Мария Витальевна Тепнина, на три года пережившая своего воспитанника, с безошибочной интуицией человека, прошедшего лагеря и ссылки, четко определила: «Это КГБ». Павел Мень считает, что КГБ убил отца Александра из мести после долгих лет безрезультатных преследований. В пользу этой версии говорит и тот факт, что все записи последних телевизионных выступлений отца Александра оказались размагниченными либо исчезли. «Видимо, „они“ не могли допустить и того, что в следующую пятницу, 14 сентября 1990 г., должен был открыться христианский канал на всесоюзном ТВ, и именно о.
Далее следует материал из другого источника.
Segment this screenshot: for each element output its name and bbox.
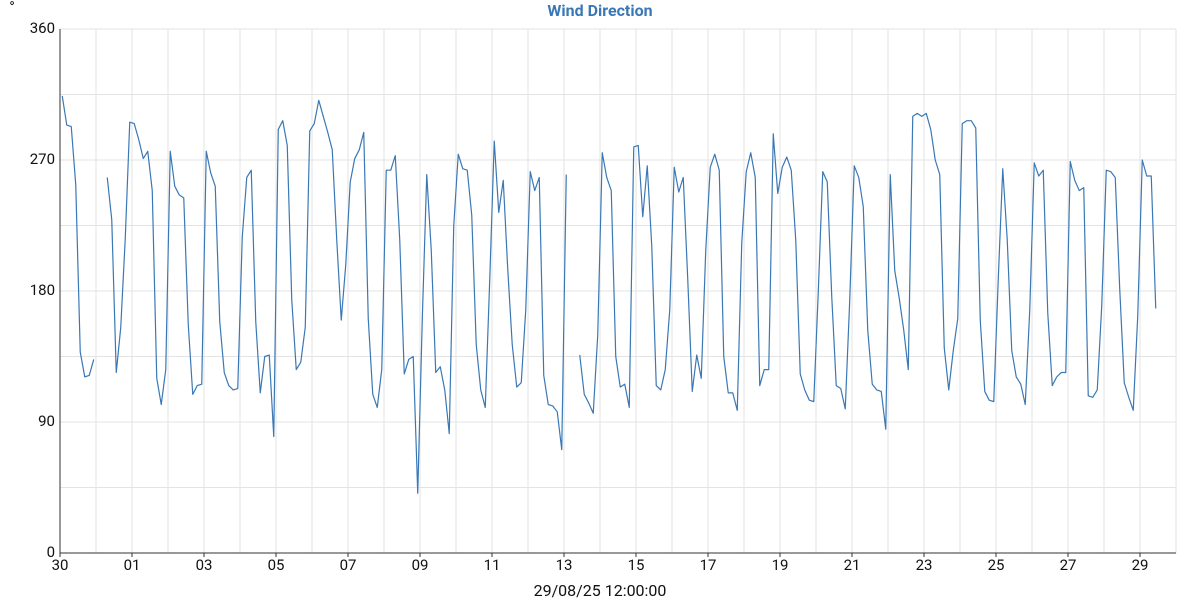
- x-tick-label: 23: [916, 556, 933, 574]
- x-tick-label: 29: [1132, 556, 1149, 574]
- y-tick-label: 270: [30, 150, 55, 168]
- y-tick-label: 90: [38, 412, 55, 430]
- x-tick-label: 11: [484, 556, 501, 574]
- y-axis-label: °: [9, 0, 15, 16]
- x-tick-label: 19: [772, 556, 789, 574]
- y-tick-label: 180: [30, 281, 55, 299]
- x-axis-label: 29/08/25 12:00:00: [534, 581, 667, 600]
- x-tick-label: 03: [196, 556, 213, 574]
- x-tick-label: 17: [700, 556, 717, 574]
- x-tick-label: 15: [628, 556, 645, 574]
- x-tick-label: 27: [1060, 556, 1077, 574]
- x-tick-label: 09: [412, 556, 429, 574]
- y-tick-label: 360: [30, 19, 55, 37]
- x-tick-label: 21: [844, 556, 861, 574]
- x-tick-label: 01: [124, 556, 141, 574]
- x-tick-label: 30: [52, 556, 69, 574]
- chart-title: Wind Direction: [547, 1, 652, 20]
- x-tick-label: 13: [556, 556, 573, 574]
- x-tick-label: 25: [988, 556, 1005, 574]
- x-tick-label: 05: [268, 556, 285, 574]
- wind-direction-line: [61, 95, 1157, 494]
- y-tick-label: 0: [47, 543, 55, 561]
- x-tick-label: 07: [340, 556, 357, 574]
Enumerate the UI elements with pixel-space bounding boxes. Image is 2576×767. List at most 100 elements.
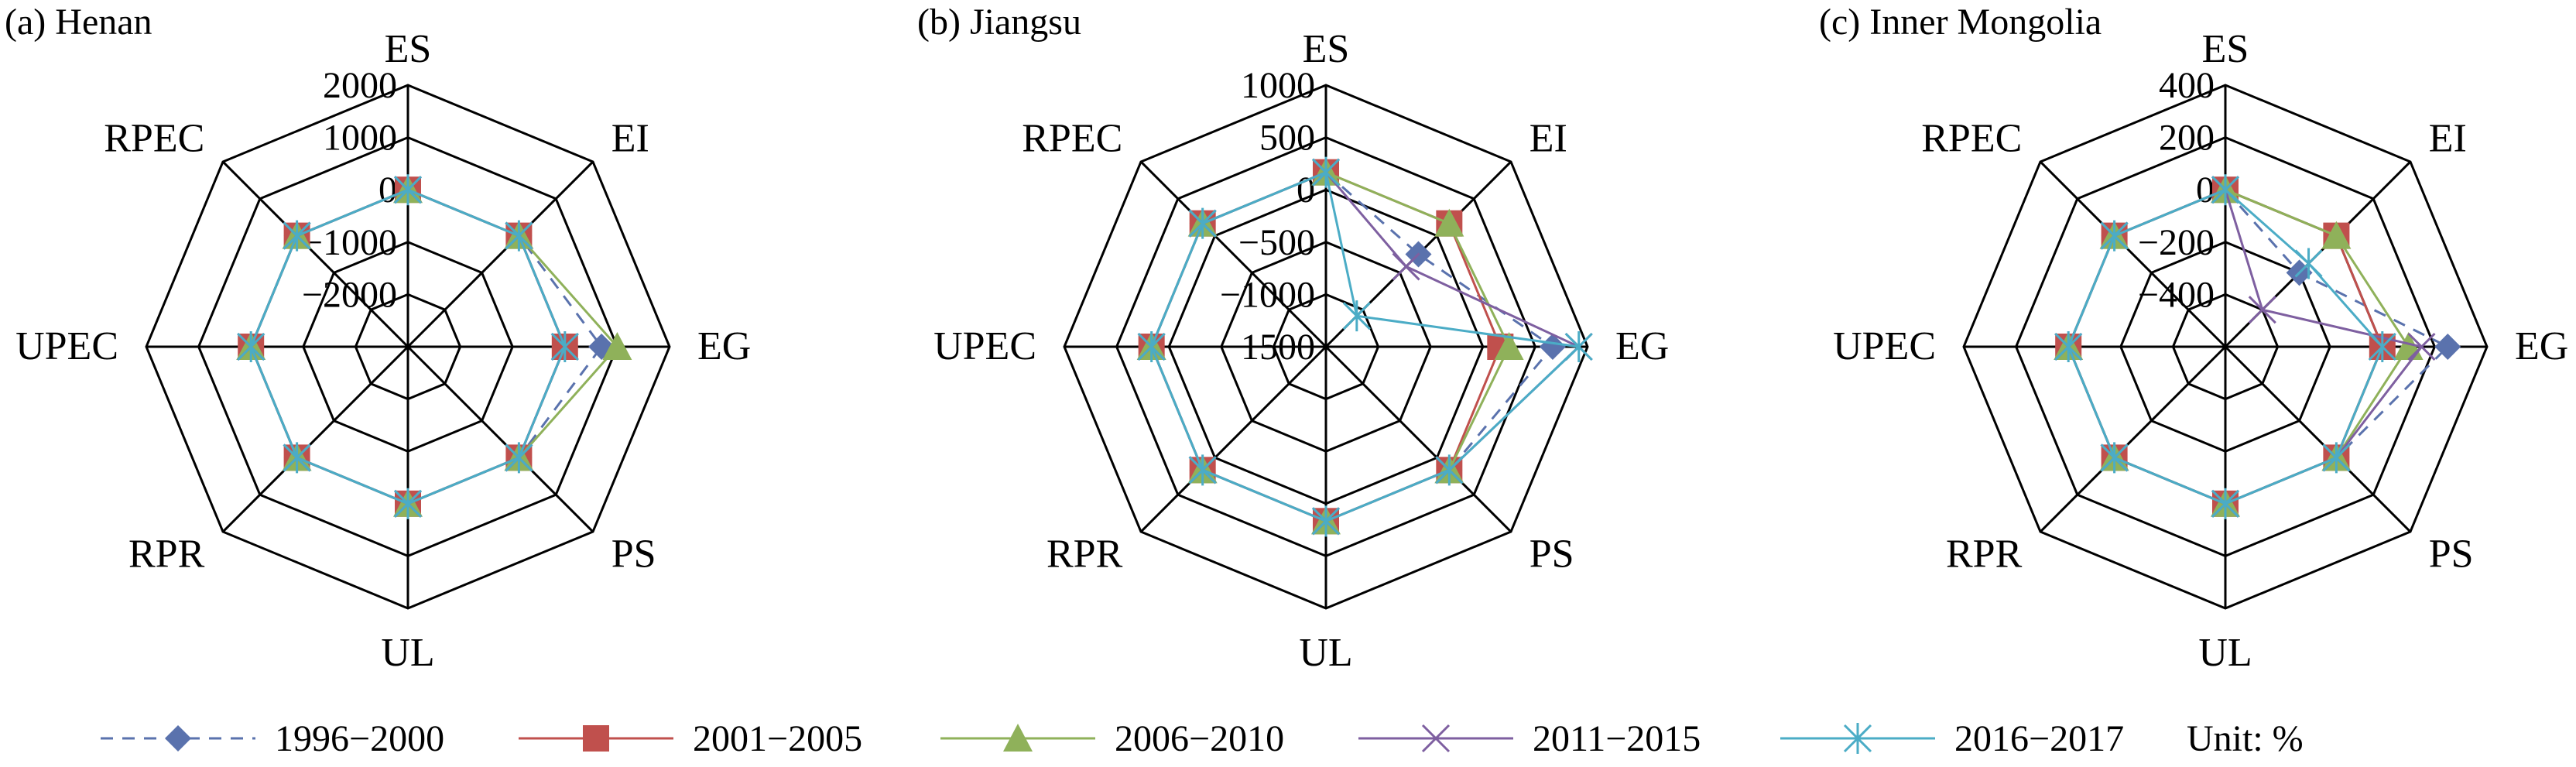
axis-label-rpr: RPR bbox=[1946, 532, 2023, 577]
axis-label-rpr: RPR bbox=[128, 532, 205, 577]
axis-label-ei: EI bbox=[611, 116, 649, 160]
tick-label: 200 bbox=[2159, 118, 2215, 159]
series-point bbox=[1564, 331, 1593, 362]
grid-spoke bbox=[221, 160, 409, 348]
axis-label-eg: EG bbox=[1615, 324, 1669, 368]
legend-label: 2001−2005 bbox=[693, 718, 862, 759]
series-point bbox=[505, 442, 533, 474]
axis-label-rpr: RPR bbox=[1046, 532, 1123, 577]
unit-label: Unit: % bbox=[2187, 718, 2304, 759]
grid-spoke bbox=[1139, 345, 1327, 533]
series-5 bbox=[2054, 174, 2396, 519]
legend-label: 1996−2000 bbox=[275, 718, 444, 759]
axis-label-ul: UL bbox=[2198, 631, 2252, 675]
series-5 bbox=[237, 174, 579, 519]
axis-label-es: ES bbox=[1303, 27, 1350, 71]
grid-spoke bbox=[2039, 160, 2227, 348]
axis-label-upec: UPEC bbox=[15, 324, 118, 368]
series-point bbox=[2407, 332, 2436, 361]
radar-panel-3: ES EI EG PS UL RPR UPEC RPEC 400 200 0 −200 −400 (c) … bbox=[1819, 2, 2568, 675]
legend-marker bbox=[165, 725, 191, 752]
axis-label-ps: PS bbox=[611, 532, 656, 577]
series-point bbox=[2368, 331, 2396, 362]
axis-label-rpec: RPEC bbox=[1921, 116, 2022, 160]
series-point bbox=[393, 488, 423, 519]
tick-label: −1000 bbox=[1220, 274, 1315, 315]
tick-label: −1500 bbox=[1220, 327, 1315, 368]
legend-item: 2011−2015 bbox=[1358, 718, 1701, 759]
panel-title: (a) Henan bbox=[5, 2, 152, 43]
series-point bbox=[505, 220, 533, 252]
panel-title: (b) Jiangsu bbox=[917, 2, 1081, 43]
legend-marker bbox=[1421, 724, 1451, 753]
axis-label-ei: EI bbox=[1530, 116, 1567, 160]
legend-item: 2016−2017 bbox=[1780, 718, 2124, 759]
series-point bbox=[1311, 156, 1341, 188]
grid-spoke bbox=[406, 160, 594, 348]
series-point bbox=[2322, 442, 2351, 474]
grid-spoke bbox=[1139, 160, 1327, 348]
axis-label-rpec: RPEC bbox=[104, 116, 204, 160]
legend-item: 1996−2000 bbox=[101, 718, 444, 759]
tick-label: 0 bbox=[1297, 169, 1315, 211]
series-point bbox=[2321, 221, 2352, 249]
radar-panel-1: ES EI EG PS UL RPR UPEC RPEC 2000 1000 0 −1000 −2000… bbox=[5, 2, 751, 675]
panel-title: (c) Inner Mongolia bbox=[1819, 2, 2102, 43]
series-point bbox=[1188, 207, 1217, 239]
series-point bbox=[2211, 488, 2240, 519]
legend-label: 2016−2017 bbox=[1954, 718, 2124, 759]
legend: 1996−2000 2001−2005 2006−2010 2011−2015 2016… bbox=[101, 718, 2304, 759]
series-point bbox=[2100, 442, 2129, 474]
axis-label-upec: UPEC bbox=[933, 324, 1036, 368]
tick-label: 0 bbox=[379, 169, 397, 211]
series-point bbox=[1494, 332, 1524, 360]
axis-label-es: ES bbox=[2202, 27, 2249, 71]
legend-item: 2006−2010 bbox=[940, 718, 1284, 759]
series-point bbox=[283, 442, 311, 474]
series-5 bbox=[1137, 156, 1593, 537]
tick-label: 0 bbox=[2196, 169, 2215, 211]
axis-label-ul: UL bbox=[1299, 631, 1352, 675]
tick-label: −2000 bbox=[302, 274, 397, 315]
grid-spoke bbox=[1324, 345, 1512, 533]
tick-label: −400 bbox=[2138, 274, 2215, 315]
series-point bbox=[1188, 454, 1217, 486]
series-point bbox=[1434, 208, 1464, 237]
series-point bbox=[283, 220, 311, 252]
tick-label: 500 bbox=[1259, 118, 1315, 159]
tick-label: 2000 bbox=[323, 65, 397, 106]
legend-item: 2001−2005 bbox=[519, 718, 862, 759]
axis-label-ul: UL bbox=[381, 631, 434, 675]
series-point bbox=[1311, 505, 1341, 537]
tick-label: 400 bbox=[2159, 65, 2215, 106]
series-point bbox=[393, 174, 423, 206]
series-point bbox=[2054, 331, 2083, 362]
series-point bbox=[1392, 252, 1420, 281]
axis-label-es: ES bbox=[385, 27, 432, 71]
axis-label-ei: EI bbox=[2429, 116, 2467, 160]
legend-marker bbox=[1843, 723, 1872, 754]
series-point bbox=[550, 331, 579, 362]
axis-label-rpec: RPEC bbox=[1022, 116, 1122, 160]
tick-label: 1000 bbox=[1241, 65, 1315, 106]
legend-label: 2011−2015 bbox=[1533, 718, 1701, 759]
tick-label: −1000 bbox=[302, 222, 397, 263]
series-point bbox=[1137, 331, 1166, 362]
axis-label-upec: UPEC bbox=[1833, 324, 1936, 368]
series-point bbox=[1435, 454, 1464, 486]
grid-spoke bbox=[2039, 345, 2227, 533]
radar-panels: ESEIEGPSULRPRUPECRPEC200010000−1000−2000… bbox=[5, 2, 2568, 675]
radar-panel-2: ES EI EG PS UL RPR UPEC RPEC 1000 500 0 −500 −1000 −1… bbox=[917, 2, 1669, 675]
legend-marker bbox=[1003, 724, 1033, 752]
grid-spoke bbox=[2224, 345, 2412, 533]
axis-label-ps: PS bbox=[2429, 532, 2474, 577]
axis-label-eg: EG bbox=[697, 324, 751, 368]
grid-spoke bbox=[221, 345, 409, 533]
series-point bbox=[2100, 220, 2129, 252]
series-point bbox=[1539, 334, 1566, 360]
tick-label: −500 bbox=[1238, 222, 1315, 263]
series-point bbox=[2294, 248, 2323, 279]
series-point bbox=[2434, 334, 2461, 360]
series-point bbox=[237, 331, 265, 362]
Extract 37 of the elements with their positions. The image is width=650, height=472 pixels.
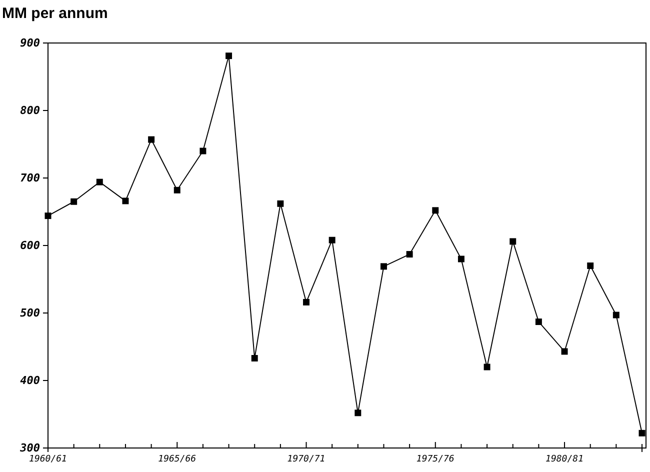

Александр возглавил бы его, — пишет Наталия Большакова. — Вечером 14 сентября в эфир должна была выйти его передача „Библейские беседы“. Все видеозаписи бесед отца Александра, сделанные журналистами и операторами этого канала, после убийства пропали бесследно».

«За какой-нибудь год о. Александр благодаря телевидению стал первым проповедником страны, — пишет Григорий Померанц. — Режиссеры, привлекавшие его, не сознавали, какую бурю зависти, раздражения и ненависти — до скрежета зубовного — они вызвали. Раздражал самый облик о. Александра, благородные черты его библейского лица, открывшегося десяткам миллионов с экрана телевизора. Всем своим обликом Александр Мень разгонял мрачные призраки, созданные черносотенным воображением. И это не могло пройти даром».

«Следствие по этому делу меня поразило, — рассказывает Павел Мень. — Я даже не представлял, что в гибели брата может быть замешан КГБ. В первый раз меня вызывали как понятого, при мне просматривали все вещи в кабинете Александра при храме. И в дальнейшем я всё время присутствовал при расследовании. Разговаривая с простыми милиционерами, пытался им сочувствовать, мол, как вам трудно расследовать, на что они мне отвечали, что „мы здесь отдыхаем, ничего не расследуем, всё решается наверху“. Когда меня в очередной раз вызвал следователь и начал задавать какие-то вопросы, совершенно не относящиеся к делу, я не удержался, спросил его: „Почему вы ничего не ищете, ведь уже месяц прошел?“ На что он цинично улыбнулся и ответил: „Что вы, мы уже девять томов дела ‘нашили’“.